Cannabis e disordine da stress post traumatico (PTSD)

Fabrizio Dentini
31 May 2023

La Dott.ssa Tania Re ha davvero un curriculum impressionante e lo abbiamo dovuto sfoltire per motivi di spazio. Laureata in Psicologia Clinica e specializzata in Psicoterapia della Gestalt ed in Antropologia della Salute ed Etnomedicina, è tra i fondatori delle Cattedre Unesco "Salute, Antropologia, Biosfera e sistemi di cura" presso l'Università di Genova e di "Plantae medicinales mediterraneae - Plants for Health in the Mediterranean Tradition" presso l'Università di Salerno. Collaboratrice del Centro regionale Toscana per la Fitoterapia, insegna Etnomedicina e Antropologia medica ed oggi ci racconterà la sua esperienza di terapeuta nel trattamento del Disordine da Stress Post Traumatico con cannabis.


SSIT: Intanto come descriverebbe il Disordine da Stress Post Traumatico?

Si tratta di un disturbo correlato a trauma e stress. In passato definito nevrosi da guerra, perché spesso osservato nei soldati impegnati in battaglia, è un disturbo che, in genere, manifesta i suoi sintomi a seguito di un evento particolarmente traumatico che interrompe il flusso naturale della vita di un soggetto. Chi soffre di questo disturbo, oltre a soffrire d'ansia, irritabilità, insonnia, scarsa concentrazione e isolamento emotivo, presenta ricordi emotivamente molto intensi e immagini disturbanti dell'evento traumatico. Questi soggetti possono mostrarsi particolarmente arrabbiati ed irritabili, fino ad avere comportamenti violenti e distruttivi. I pazienti possono mostrare uno stato costante di ansia, problemi del sonno e alterazioni dell’attenzione e memoria.

 

SSIT: È possibile stimare quante persone soffrano di questo problema in Italia?

Secondo uno studio condotto nel 2014 dall'Oms in Europa con la collaborazione l'European Study of the Epidemiology of Mental Disorders (ESEMeD), risulta che il 56,1% della popolazione italiana è stata esposta ad almeno un evento traumatico con un rischio di sviluppare PTSD che va dallo 0,8% per la violenza sessuale al 12,2% per eventi legati alla guerra.

 

SSIT: Che ruolo svolge la cannabis nel mitigare i sintomi di tale disordine?

La convinzione che la cannabis possa essere usata per trattare il PTSD si basa principalmente su prove aneddotiche. Uno studio recente [Ndr. "Short and Long-Term Effects of Cannabis on Symptoms of Post-Traumatic Stress Disorder" (2020)], ha confrontato i consumatori di cannabis con soggetti che non ne fanno uso ed ha rilevato che i primi hanno riportato miglioramenti maggiori dei sintomi nell’arco di un anno. Studi preliminari suggeriscono che il CBD per via orale potrebbe ridurre l'ansia in persone con e senza ansia clinica.

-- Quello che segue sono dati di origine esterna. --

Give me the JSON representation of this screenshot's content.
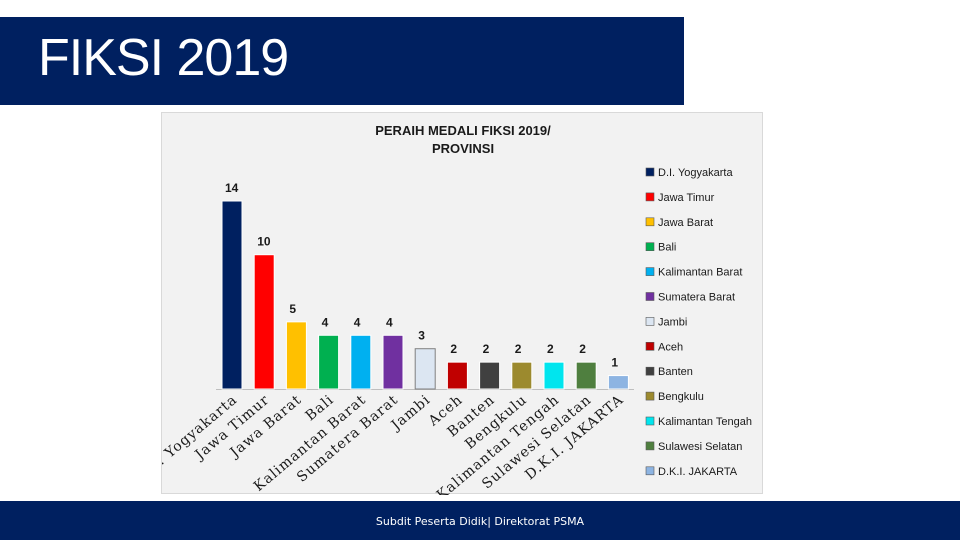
{
  "slide": {
    "title": "FIKSI 2019",
    "footer": "Subdit Peserta Didik| Direktorat PSMA"
  },
  "colors": {
    "navy": "#002060",
    "chart_bg": "#f2f2f2"
  },
  "chart_data": {
    "type": "bar",
    "title": "PERAIH MEDALI FIKSI 2019/ PROVINSI",
    "title_lines": [
      "PERAIH MEDALI FIKSI 2019/",
      "PROVINSI"
    ],
    "xlabel": "",
    "ylabel": "",
    "ylim": [
      0,
      14
    ],
    "grid": false,
    "legend_position": "right",
    "categories": [
      "D.I. Yogyakarta",
      "Jawa Timur",
      "Jawa Barat",
      "Bali",
      "Kalimantan Barat",
      "Sumatera Barat",
      "Jambi",
      "Aceh",
      "Banten",
      "Bengkulu",
      "Kalimantan Tengah",
      "Sulawesi Selatan",
      "D.K.I. JAKARTA"
    ],
    "values": [
      14,
      10,
      5,
      4,
      4,
      4,
      3,
      2,
      2,
      2,
      2,
      2,
      1
    ],
    "colors": [
      "#002060",
      "#ff0000",
      "#ffc000",
      "#00b050",
      "#00b0f0",
      "#7030a0",
      "#dce6f2",
      "#c00000",
      "#404040",
      "#9c8a2e",
      "#00e5ee",
      "#4f7f3f",
      "#8db4e2"
    ]
  }
}
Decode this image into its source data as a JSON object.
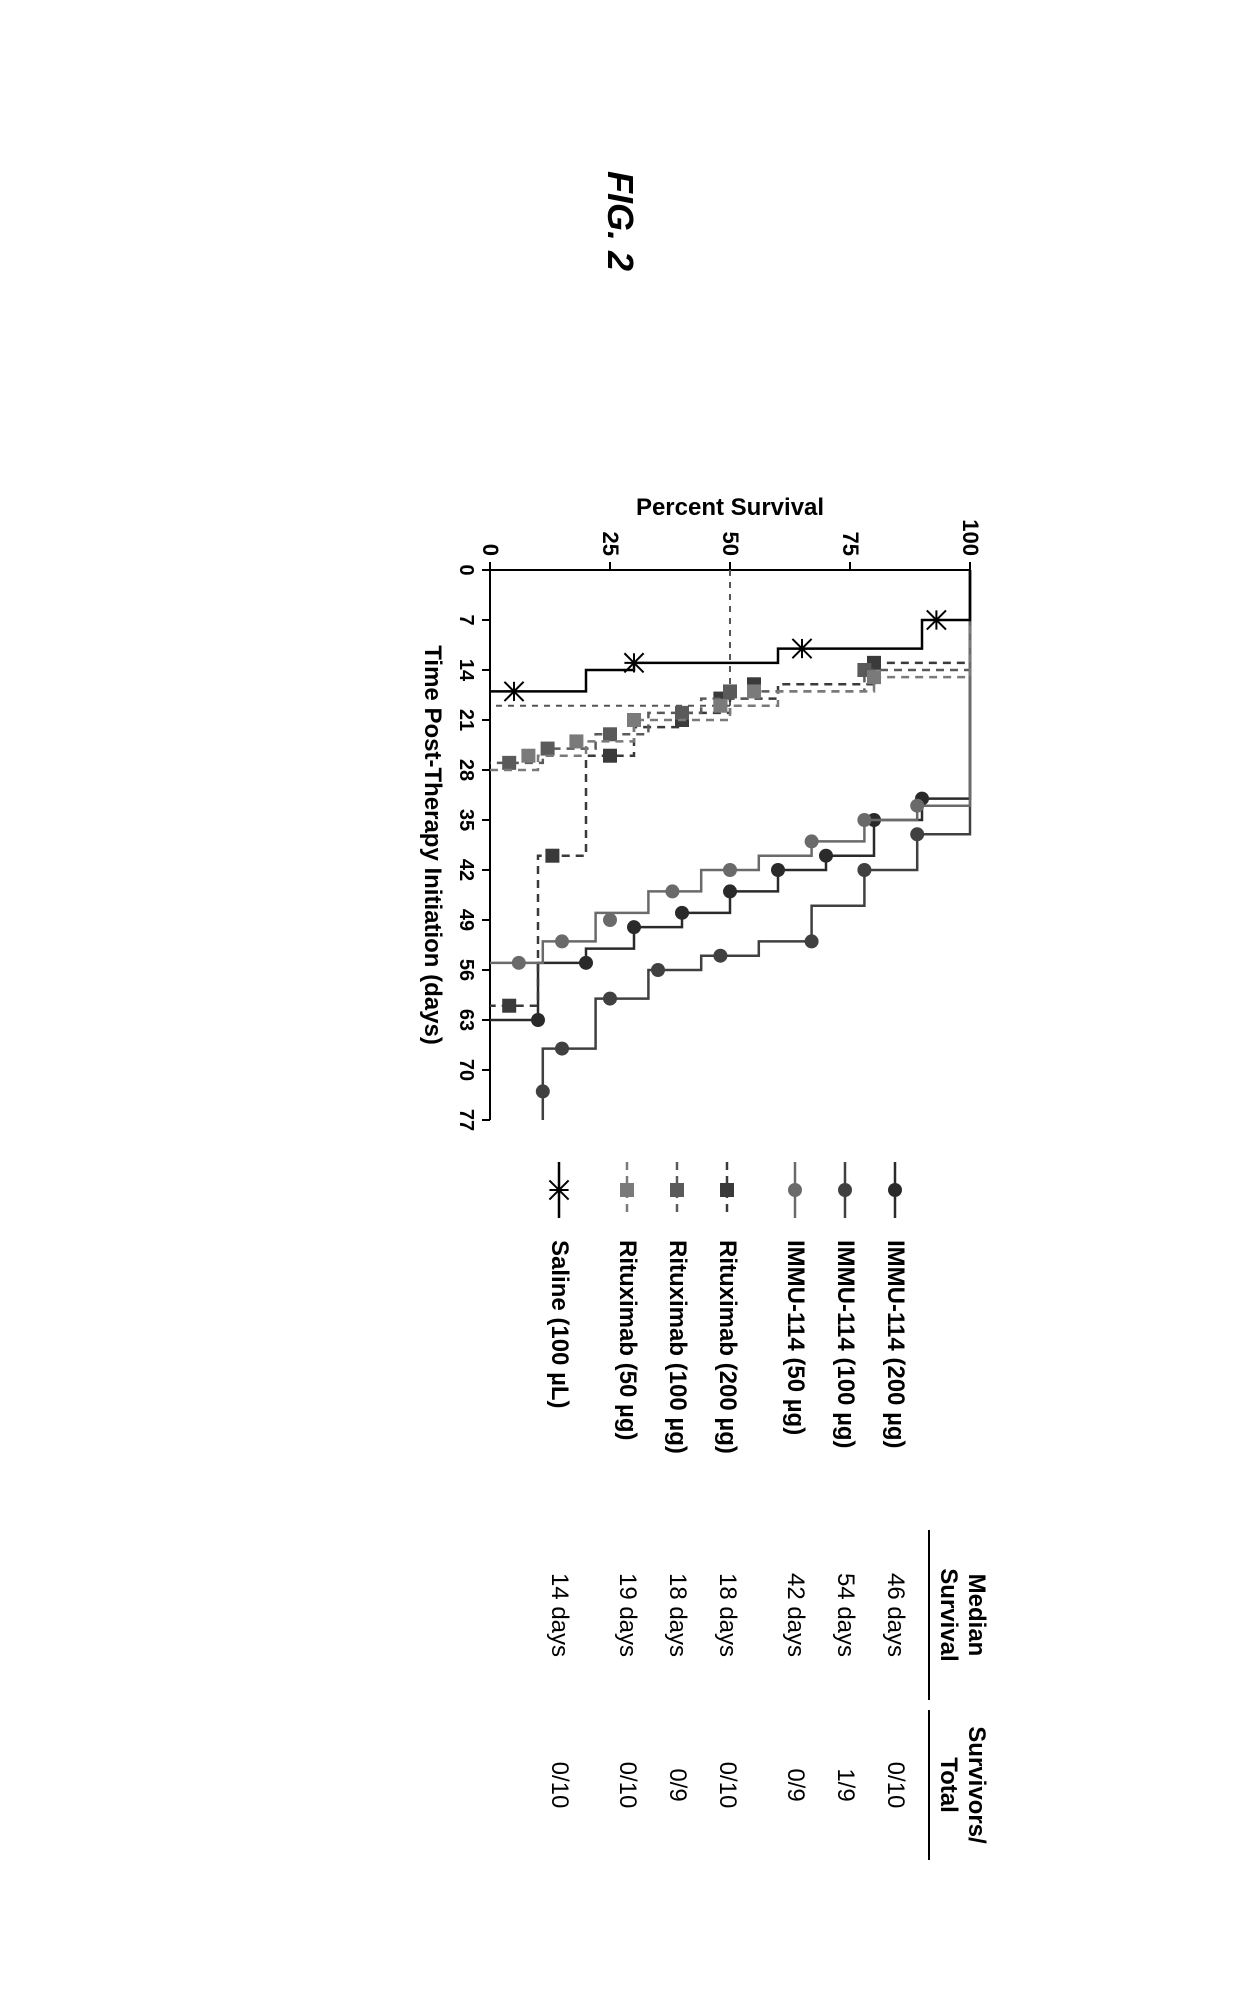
{
  "figure": {
    "title": "FIG. 2",
    "chart": {
      "type": "kaplan-meier",
      "xlabel": "Time Post-Therapy Initiation (days)",
      "ylabel": "Percent Survival",
      "xlim": [
        0,
        77
      ],
      "ylim": [
        0,
        100
      ],
      "xticks": [
        0,
        7,
        14,
        21,
        28,
        35,
        42,
        49,
        56,
        63,
        70,
        77
      ],
      "yticks": [
        0,
        25,
        50,
        75,
        100
      ],
      "axis_color": "#000000",
      "background_color": "#ffffff",
      "tick_fontsize": 20,
      "axis_title_fontsize": 24,
      "median_line": {
        "y": 50,
        "x_end": 19,
        "color": "#555555",
        "dash": "6,6",
        "width": 2
      },
      "series": [
        {
          "id": "immu114_200",
          "label": "IMMU-114 (200 µg)",
          "marker": "circle",
          "marker_size": 7,
          "line_dash": "none",
          "line_color": "#2a2a2a",
          "marker_color": "#2a2a2a",
          "line_width": 2.5,
          "median_survival": "46 days",
          "survivors": "0/10",
          "steps": [
            [
              0,
              100
            ],
            [
              32,
              100
            ],
            [
              32,
              90
            ],
            [
              35,
              90
            ],
            [
              35,
              80
            ],
            [
              40,
              80
            ],
            [
              40,
              70
            ],
            [
              42,
              70
            ],
            [
              42,
              60
            ],
            [
              45,
              60
            ],
            [
              45,
              50
            ],
            [
              48,
              50
            ],
            [
              48,
              40
            ],
            [
              50,
              40
            ],
            [
              50,
              30
            ],
            [
              53,
              30
            ],
            [
              53,
              20
            ],
            [
              55,
              20
            ],
            [
              55,
              10
            ],
            [
              63,
              10
            ],
            [
              63,
              0
            ]
          ],
          "markers": [
            [
              32,
              90
            ],
            [
              35,
              80
            ],
            [
              40,
              70
            ],
            [
              42,
              60
            ],
            [
              45,
              50
            ],
            [
              48,
              40
            ],
            [
              50,
              30
            ],
            [
              55,
              20
            ],
            [
              63,
              10
            ]
          ]
        },
        {
          "id": "immu114_100",
          "label": "IMMU-114 (100 µg)",
          "marker": "circle",
          "marker_size": 7,
          "line_dash": "none",
          "line_color": "#404040",
          "marker_color": "#404040",
          "line_width": 2.5,
          "median_survival": "54 days",
          "survivors": "1/9",
          "steps": [
            [
              0,
              100
            ],
            [
              37,
              100
            ],
            [
              37,
              89
            ],
            [
              42,
              89
            ],
            [
              42,
              78
            ],
            [
              47,
              78
            ],
            [
              47,
              67
            ],
            [
              52,
              67
            ],
            [
              52,
              56
            ],
            [
              54,
              56
            ],
            [
              54,
              44
            ],
            [
              56,
              44
            ],
            [
              56,
              33
            ],
            [
              60,
              33
            ],
            [
              60,
              22
            ],
            [
              67,
              22
            ],
            [
              67,
              11
            ],
            [
              77,
              11
            ]
          ],
          "markers": [
            [
              37,
              89
            ],
            [
              42,
              78
            ],
            [
              52,
              67
            ],
            [
              54,
              48
            ],
            [
              56,
              35
            ],
            [
              60,
              25
            ],
            [
              67,
              15
            ],
            [
              73,
              11
            ]
          ]
        },
        {
          "id": "immu114_50",
          "label": "IMMU-114 (50 µg)",
          "marker": "circle",
          "marker_size": 7,
          "line_dash": "none",
          "line_color": "#6a6a6a",
          "marker_color": "#6a6a6a",
          "line_width": 2.5,
          "median_survival": "42 days",
          "survivors": "0/9",
          "steps": [
            [
              0,
              100
            ],
            [
              33,
              100
            ],
            [
              33,
              89
            ],
            [
              35,
              89
            ],
            [
              35,
              78
            ],
            [
              38,
              78
            ],
            [
              38,
              67
            ],
            [
              40,
              67
            ],
            [
              40,
              56
            ],
            [
              42,
              56
            ],
            [
              42,
              44
            ],
            [
              45,
              44
            ],
            [
              45,
              33
            ],
            [
              48,
              33
            ],
            [
              48,
              22
            ],
            [
              52,
              22
            ],
            [
              52,
              11
            ],
            [
              55,
              11
            ],
            [
              55,
              0
            ]
          ],
          "markers": [
            [
              33,
              89
            ],
            [
              35,
              78
            ],
            [
              38,
              67
            ],
            [
              42,
              50
            ],
            [
              45,
              38
            ],
            [
              49,
              25
            ],
            [
              52,
              15
            ],
            [
              55,
              6
            ]
          ]
        },
        {
          "id": "ritux_200",
          "label": "Rituximab (200 µg)",
          "marker": "square",
          "marker_size": 7,
          "line_dash": "8,6",
          "line_color": "#3a3a3a",
          "marker_color": "#3a3a3a",
          "line_width": 2.5,
          "median_survival": "18 days",
          "survivors": "0/10",
          "steps": [
            [
              0,
              100
            ],
            [
              13,
              100
            ],
            [
              13,
              80
            ],
            [
              16,
              80
            ],
            [
              16,
              60
            ],
            [
              18,
              60
            ],
            [
              18,
              50
            ],
            [
              20,
              50
            ],
            [
              20,
              40
            ],
            [
              22,
              40
            ],
            [
              22,
              30
            ],
            [
              26,
              30
            ],
            [
              26,
              20
            ],
            [
              40,
              20
            ],
            [
              40,
              10
            ],
            [
              61,
              10
            ],
            [
              61,
              0
            ]
          ],
          "markers": [
            [
              13,
              80
            ],
            [
              16,
              55
            ],
            [
              18,
              48
            ],
            [
              21,
              40
            ],
            [
              26,
              25
            ],
            [
              40,
              13
            ],
            [
              61,
              4
            ]
          ]
        },
        {
          "id": "ritux_100",
          "label": "Rituximab (100 µg)",
          "marker": "square",
          "marker_size": 7,
          "line_dash": "8,6",
          "line_color": "#5a5a5a",
          "marker_color": "#5a5a5a",
          "line_width": 2.5,
          "median_survival": "18 days",
          "survivors": "0/9",
          "steps": [
            [
              0,
              100
            ],
            [
              14,
              100
            ],
            [
              14,
              78
            ],
            [
              17,
              78
            ],
            [
              17,
              56
            ],
            [
              18,
              56
            ],
            [
              18,
              44
            ],
            [
              20,
              44
            ],
            [
              20,
              33
            ],
            [
              23,
              33
            ],
            [
              23,
              22
            ],
            [
              25,
              22
            ],
            [
              25,
              11
            ],
            [
              27,
              11
            ],
            [
              27,
              0
            ]
          ],
          "markers": [
            [
              14,
              78
            ],
            [
              17,
              50
            ],
            [
              20,
              40
            ],
            [
              23,
              25
            ],
            [
              25,
              12
            ],
            [
              27,
              4
            ]
          ]
        },
        {
          "id": "ritux_50",
          "label": "Rituximab (50 µg)",
          "marker": "square",
          "marker_size": 7,
          "line_dash": "8,6",
          "line_color": "#7a7a7a",
          "marker_color": "#7a7a7a",
          "line_width": 2.5,
          "median_survival": "19 days",
          "survivors": "0/10",
          "steps": [
            [
              0,
              100
            ],
            [
              15,
              100
            ],
            [
              15,
              80
            ],
            [
              17,
              80
            ],
            [
              17,
              60
            ],
            [
              19,
              60
            ],
            [
              19,
              50
            ],
            [
              21,
              50
            ],
            [
              21,
              30
            ],
            [
              24,
              30
            ],
            [
              24,
              20
            ],
            [
              26,
              20
            ],
            [
              26,
              10
            ],
            [
              28,
              10
            ],
            [
              28,
              0
            ]
          ],
          "markers": [
            [
              15,
              80
            ],
            [
              17,
              55
            ],
            [
              19,
              48
            ],
            [
              21,
              30
            ],
            [
              24,
              18
            ],
            [
              26,
              8
            ]
          ]
        },
        {
          "id": "saline",
          "label": "Saline (100 µL)",
          "marker": "asterisk",
          "marker_size": 8,
          "line_dash": "none",
          "line_color": "#000000",
          "marker_color": "#000000",
          "line_width": 2.5,
          "median_survival": "14 days",
          "survivors": "0/10",
          "steps": [
            [
              0,
              100
            ],
            [
              7,
              100
            ],
            [
              7,
              90
            ],
            [
              11,
              90
            ],
            [
              11,
              60
            ],
            [
              13,
              60
            ],
            [
              13,
              30
            ],
            [
              14,
              30
            ],
            [
              14,
              20
            ],
            [
              17,
              20
            ],
            [
              17,
              0
            ]
          ],
          "markers": [
            [
              7,
              93
            ],
            [
              11,
              65
            ],
            [
              13,
              30
            ],
            [
              17,
              5
            ]
          ]
        }
      ]
    },
    "legend": {
      "headers": {
        "col3": "Median\nSurvival",
        "col4": "Survivors/\nTotal"
      }
    }
  }
}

Questo lavoro ha portato allo sviluppo e sperimentazione di trattamenti a base di CBD per individui con ansia sociale e PTSD. La ricerca ha dimostrato che il nostro sistema endocannabinoide svolge un ruolo significativo nel PTSD. Le persone che ne soffrono hanno una maggiore disponibilità di recettori per i cannabinoidi di tipo 1 (CB1) rispetto ai soggetti esposti al trauma o a soggetti sani. Di conseguenza, il consumo di cannabis da parte di individui con PTSD potrebbe ridurre a breve termine i sintomi. Tuttavia, i dati suggeriscono che l'uso continuato di cannabis tra questi soggetti può portare allo sviluppo di tolleranza alla cannabis (attraverso la riduzione della densità e/o efficienza dei recettori CB1) ed alla dipendenza.

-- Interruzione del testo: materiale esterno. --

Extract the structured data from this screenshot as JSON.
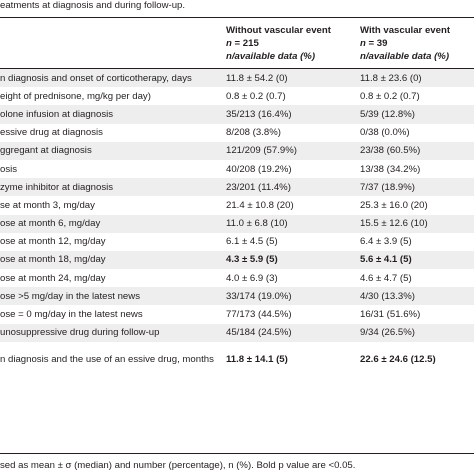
{
  "caption": "eatments at diagnosis and during follow-up.",
  "header": {
    "col_a_title": "Without vascular event",
    "col_a_n_prefix": "n",
    "col_a_n_value": " = 215",
    "col_a_sub": "n/available data (%)",
    "col_b_title": "With vascular event",
    "col_b_n_prefix": "n",
    "col_b_n_value": " = 39",
    "col_b_sub": "n/available data (%)"
  },
  "rows": [
    {
      "label": "n diagnosis and onset of corticotherapy, days",
      "a": "11.8 ± 54.2 (0)",
      "b": "11.8 ± 23.6 (0)",
      "bold": false
    },
    {
      "label": "eight of prednisone, mg/kg per day)",
      "a": "0.8 ± 0.2 (0.7)",
      "b": "0.8 ± 0.2 (0.7)",
      "bold": false
    },
    {
      "label": "olone infusion at diagnosis",
      "a": "35/213 (16.4%)",
      "b": "5/39 (12.8%)",
      "bold": false
    },
    {
      "label": "essive drug at diagnosis",
      "a": "8/208 (3.8%)",
      "b": "0/38 (0.0%)",
      "bold": false
    },
    {
      "label": "ggregant at diagnosis",
      "a": "121/209 (57.9%)",
      "b": "23/38 (60.5%)",
      "bold": false
    },
    {
      "label": "osis",
      "a": "40/208 (19.2%)",
      "b": "13/38 (34.2%)",
      "bold": false
    },
    {
      "label": "zyme inhibitor at diagnosis",
      "a": "23/201 (11.4%)",
      "b": "7/37 (18.9%)",
      "bold": false
    },
    {
      "label": "se at month 3, mg/day",
      "a": "21.4 ± 10.8 (20)",
      "b": "25.3 ± 16.0 (20)",
      "bold": false
    },
    {
      "label": "ose at month 6, mg/day",
      "a": "11.0 ± 6.8 (10)",
      "b": "15.5 ± 12.6 (10)",
      "bold": false
    },
    {
      "label": "ose at month 12, mg/day",
      "a": "6.1 ± 4.5 (5)",
      "b": "6.4 ± 3.9 (5)",
      "bold": false
    },
    {
      "label": "ose at month 18, mg/day",
      "a": "4.3 ± 5.9 (5)",
      "b": "5.6 ± 4.1 (5)",
      "bold": true
    },
    {
      "label": "ose at month 24, mg/day",
      "a": "4.0 ± 6.9 (3)",
      "b": "4.6 ± 4.7 (5)",
      "bold": false
    },
    {
      "label": "ose >5 mg/day in the latest news",
      "a": "33/174 (19.0%)",
      "b": "4/30 (13.3%)",
      "bold": false
    },
    {
      "label": "ose = 0 mg/day in the latest news",
      "a": "77/173 (44.5%)",
      "b": "16/31 (51.6%)",
      "bold": false
    },
    {
      "label": "unosuppressive drug during follow-up",
      "a": "45/184 (24.5%)",
      "b": "9/34 (26.5%)",
      "bold": false
    },
    {
      "label": "n diagnosis and the use of an essive drug, months",
      "a": "11.8 ± 14.1 (5)",
      "b": "22.6 ± 24.6 (12.5)",
      "bold": true
    }
  ],
  "footnote": "sed as mean ± σ (median) and number (percentage), n (%). Bold p value are <0.05."
}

SSIT: Può raccontarci qualche caso clinico concreto?

La relazione di Mirko con la cannabis inizia quando ha 17 anni. A quell’età, Mirko, ne diventa consumatore in seguito ad un raro tumore desmoide al braccio destro, diagnosticato due anni prima. Prima intervento chirurgico per eliminare la massa tumorale, poi una recidiva che estende il cancro al pollice della mano destra; ulteriore rimozione chirurgica e ulteriore recidiva. Due anni di riabilitazione ed eccolo approdare a 34 cicli di chemioterapia. Alla trentesima infusione si rifiuta di proseguire a causa degli effetti collaterali e degli scarsi risultati, perché la massa continua a crescere. Passa così ad un chemioterapico sperimentale in compresse. Il trattamento sarebbe dovuto proseguire per almeno due anni, ma lo interrompe dopo soli quattro mesi, a causa degli effetti collaterali pesanti come l'intenso dolore neuropatico alle gambe ed una profonda depressione che scompare quando smette di assumere il farmaco.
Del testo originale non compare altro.